How to Prepare for a 340B Audit
In 1992, the Health Resources and Services Administration (HRSA) started the 340B discount drug program. The 340B program requires manufacturers to provide outpatient pharmaceuticals to eligible health care organizations and covered entities at reduced prices. The cost reduction can be significant and range anywhere from 20 to 50 percent of the wholesale price.
340B Areas of Performance
The 340B discount drug program is complex and requires cooperation and attention to detail to meet the program’s compliance requirements. Pharmacists and other 340B eligible health care organizations should focus on three areas of performance which include:
- Meeting 340B rules, regulations and guidelines! Be sure to stay up-to-date on changing government regulations.
- Taking advantage of the full benefit of 340B.
- Stretching 340B savings to provide health care services for the underserved.
Preparing for Your 340B Audit
340B audit preparation is a great place to start to assess your program’s performance and compliance.

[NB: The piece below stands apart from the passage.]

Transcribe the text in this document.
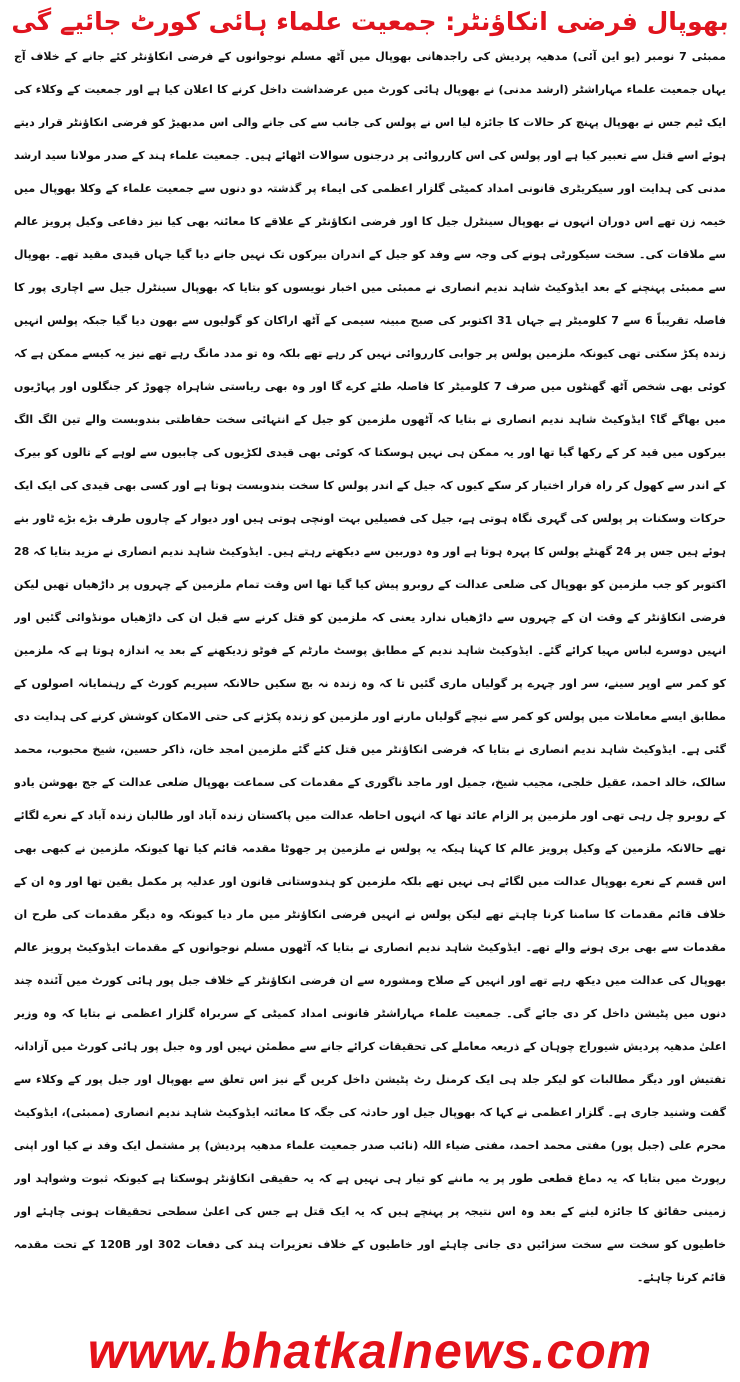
بھوپال فرضی انکاؤنٹر: جمعیت علماء ہائی کورٹ جائیے گی
ممبئی 7 نومبر (یو این آئی) مدھیہ پردیش کی راجدھانی بھوپال میں آٹھ مسلم نوجوانوں کے فرضی انکاؤنٹر کئے جانے کے خلاف آج یہاں جمعیت علماء مہاراشٹر (ارشد مدنی) نے بھوپال ہائی کورٹ میں عرضداشت داخل کرنے کا اعلان کیا ہے اور جمعیت کے وکلاء کی ایک ٹیم جس نے بھوپال پہنچ کر حالات کا جائزہ لیا اس نے پولس کی جانب سے کی جانے والی اس مدبھیڑ کو فرضی انکاؤنٹر قرار دیتے ہوئے اسے قتل سے تعبیر کیا ہے اور پولس کی اس کارروائی پر درجنوں سوالات اٹھائے ہیں۔ جمعیت علماء ہند کے صدر مولانا سید ارشد مدنی کی ہدایت اور سیکریٹری قانونی امداد کمیٹی گلزار اعظمی کی ایماء پر گذشتہ دو دنوں سے جمعیت علماء کے وکلا بھوپال میں خیمہ زن تھے اس دوران انہوں نے بھوپال سینٹرل جیل کا اور فرضی انکاؤنٹر کے علاقے کا معائنہ بھی کیا نیز دفاعی وکیل پرویز عالم سے ملاقات کی۔ سخت سیکورٹی ہونے کی وجہ سے وفد کو جیل کے اندران بیرکوں تک نہیں جانے دیا گیا جہاں قیدی مقید تھے۔ بھوپال سے ممبئی پہنچنے کے بعد ایڈوکیٹ شاہد ندیم انصاری نے ممبئی میں اخبار نویسوں کو بتایا کہ بھوپال سینٹرل جیل سے اچاری پور کا فاصلہ تقریباً 6 سے 7 کلومیٹر ہے جہاں 31 اکتوبر کی صبح مبینہ سیمی کے آٹھ اراکان کو گولیوں سے بھون دیا گیا جبکہ پولس انہیں زندہ پکڑ سکتی تھی کیونکہ ملزمین پولس پر جوابی کارروائی نہیں کر رہے تھے بلکہ وہ تو مدد مانگ رہے تھے نیز یہ کیسے ممکن ہے کہ کوئی بھی شخص آٹھ گھنٹوں میں صرف 7 کلومیٹر کا فاصلہ طئے کرے گا اور وہ بھی ریاستی شاہراہ چھوڑ کر جنگلوں اور پہاڑیوں میں بھاگے گا؟ ایڈوکیٹ شاہد ندیم انصاری نے بتایا کہ آٹھوں ملزمین کو جیل کے انتہائی سخت حفاظتی بندوبست والے تین الگ الگ بیرکوں میں قید کر کے رکھا گیا تھا اور یہ ممکن ہی نہیں ہوسکتا کہ کوئی بھی قیدی لکڑیوں کی چابیوں سے لوہے کے تالوں کو بیرک کے اندر سے کھول کر راہ فرار اختیار کر سکے کیوں کہ جیل کے اندر پولس کا سخت بندوبست ہوتا ہے اور کسی بھی قیدی کی ایک ایک حرکات وسکنات پر پولس کی گہری نگاہ ہوتی ہے، جیل کی فصیلیں بہت اونچی ہوتی ہیں اور دیوار کے چاروں طرف بڑے بڑے ٹاور بنے ہوئے ہیں جس پر 24 گھنٹے پولس کا پہرہ ہوتا ہے اور وہ دوربین سے دیکھتے رہتے ہیں۔ ایڈوکیٹ شاہد ندیم انصاری نے مزید بتایا کہ 28 اکتوبر کو جب ملزمین کو بھوپال کی ضلعی عدالت کے روبرو پیش کیا گیا تھا اس وقت تمام ملزمین کے چہروں پر داڑھیاں تھیں لیکن فرضی انکاؤنٹر کے وقت ان کے چہروں سے داڑھیاں ندارد یعنی کہ ملزمین کو قتل کرنے سے قبل ان کی داڑھیاں مونڈوائی گئیں اور انہیں دوسرے لباس مہیا کرائے گئے۔ ایڈوکیٹ شاہد ندیم کے مطابق پوسٹ مارٹم کے فوٹو زدیکھنے کے بعد یہ اندازہ ہوتا ہے کہ ملزمین کو کمر سے اوپر سینے، سر اور چہرے پر گولیاں ماری گئیں تا کہ وہ زندہ نہ بچ سکیں حالانکہ سپریم کورٹ کے رہنمایانہ اصولوں کے مطابق ایسے معاملات میں پولس کو کمر سے نیچے گولیاں مارنے اور ملزمین کو زندہ پکڑنے کی حتی الامکان کوشش کرنے کی ہدایت دی گئی ہے۔ ایڈوکیٹ شاہد ندیم انصاری نے بتایا کہ فرضی انکاؤنٹر میں قتل کئے گئے ملزمین امجد خان، ذاکر حسین، شیخ محبوب، محمد سالک، خالد احمد، عقیل خلجی، مجیب شیخ، جمیل اور ماجد ناگوری کے مقدمات کی سماعت بھوپال ضلعی عدالت کے جج بھوشن یادو کے روبرو چل رہی تھی اور ملزمین پر الزام عائد تھا کہ انہوں احاطہ عدالت میں پاکستان زندہ آباد اور طالبان زندہ آباد کے نعرے لگائے تھے حالانکہ ملزمین کے وکیل پرویز عالم کا کہنا ہیکہ یہ پولس نے ملزمین پر جھوٹا مقدمہ قائم کیا تھا کیونکہ ملزمین نے کبھی بھی اس قسم کے نعرے بھوپال عدالت میں لگائے ہی نہیں تھے بلکہ ملزمین کو ہندوستانی قانون اور عدلیہ پر مکمل یقین تھا اور وہ ان کے خلاف قائم مقدمات کا سامنا کرنا چاہتے تھے لیکن پولس نے انہیں فرضی انکاؤنٹر میں مار دیا کیونکہ وہ دیگر مقدمات کی طرح ان مقدمات سے بھی بری ہونے والے تھے۔ ایڈوکیٹ شاہد ندیم انصاری نے بتایا کہ آٹھوں مسلم نوجوانوں کے مقدمات ایڈوکیٹ پرویز عالم بھوپال کی عدالت میں دیکھ رہے تھے اور انہیں کے صلاح ومشورہ سے ان فرضی انکاؤنٹر کے خلاف جبل پور ہائی کورٹ میں آئندہ چند دنوں میں پٹیشن داخل کر دی جائے گی۔ جمعیت علماء مہاراشٹر قانونی امداد کمیٹی کے سربراہ گلزار اعظمی نے بتایا کہ وہ وزیر اعلیٰ مدھیہ پردیش شیوراج چوہان کے ذریعہ معاملے کی تحقیقات کرائے جانے سے مطمئن نہیں اور وہ جبل پور ہائی کورٹ میں آزادانہ تفتیش اور دیگر مطالبات کو لیکر جلد ہی ایک کرمنل رٹ پٹیشن داخل کریں گے نیز اس تعلق سے بھوپال اور جبل پور کے وکلاء سے گفت وشنید جاری ہے۔ گلزار اعظمی نے کہا کہ بھوپال جیل اور حادثہ کی جگہ کا معائنہ ایڈوکیٹ شاہد ندیم انصاری (ممبئی)، ایڈوکیٹ محرم علی (جبل پور) مفتی محمد احمد، مفتی ضیاء اللہ (نائب صدر جمعیت علماء مدھیہ پردیش) پر مشتمل ایک وفد نے کیا اور اپنی رپورٹ میں بتایا کہ یہ دماغ قطعی طور پر یہ ماننے کو تیار ہی نہیں ہے کہ یہ حقیقی انکاؤنٹر ہوسکتا ہے کیونکہ ثبوت وشواہد اور زمینی حقائق کا جائزہ لینے کے بعد وہ اس نتیجہ پر پہنچے ہیں کہ یہ ایک قتل ہے جس کی اعلیٰ سطحی تحقیقات ہونی چاہئے اور خاطیوں کو سخت سے سخت سزائیں دی جانی چاہئے اور خاطیوں کے خلاف تعزیرات ہند کی دفعات 302 اور 120B کے تحت مقدمہ قائم کرنا چاہئے۔
www.bhatkalnews.com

In order to be fully prepared for your audit, follow these 340B best practices:
- Identify personnel with content expertise for each audit segment.
- Formalize a 340B audit response team with executive leadership.
- Gather recommendations for policy or operational changes to promote 340B program compliance.
- Develop a 340B compliance plan and oversight committee.
- Conduct a review of staffing and resources supporting the 340B program. This should include non-pharmacy staff in purchasing, finance, patient accounting, IT and compliance.
Health care organizations that are engaged in a 340B contract pharmacy should perform an independent audit of their program regularly. Your independent 340B audit should take a deep dive into your program’s compliance and financial elements while keeping an eye out for gaps or areas where 340B patients may be missed or incorrectly included.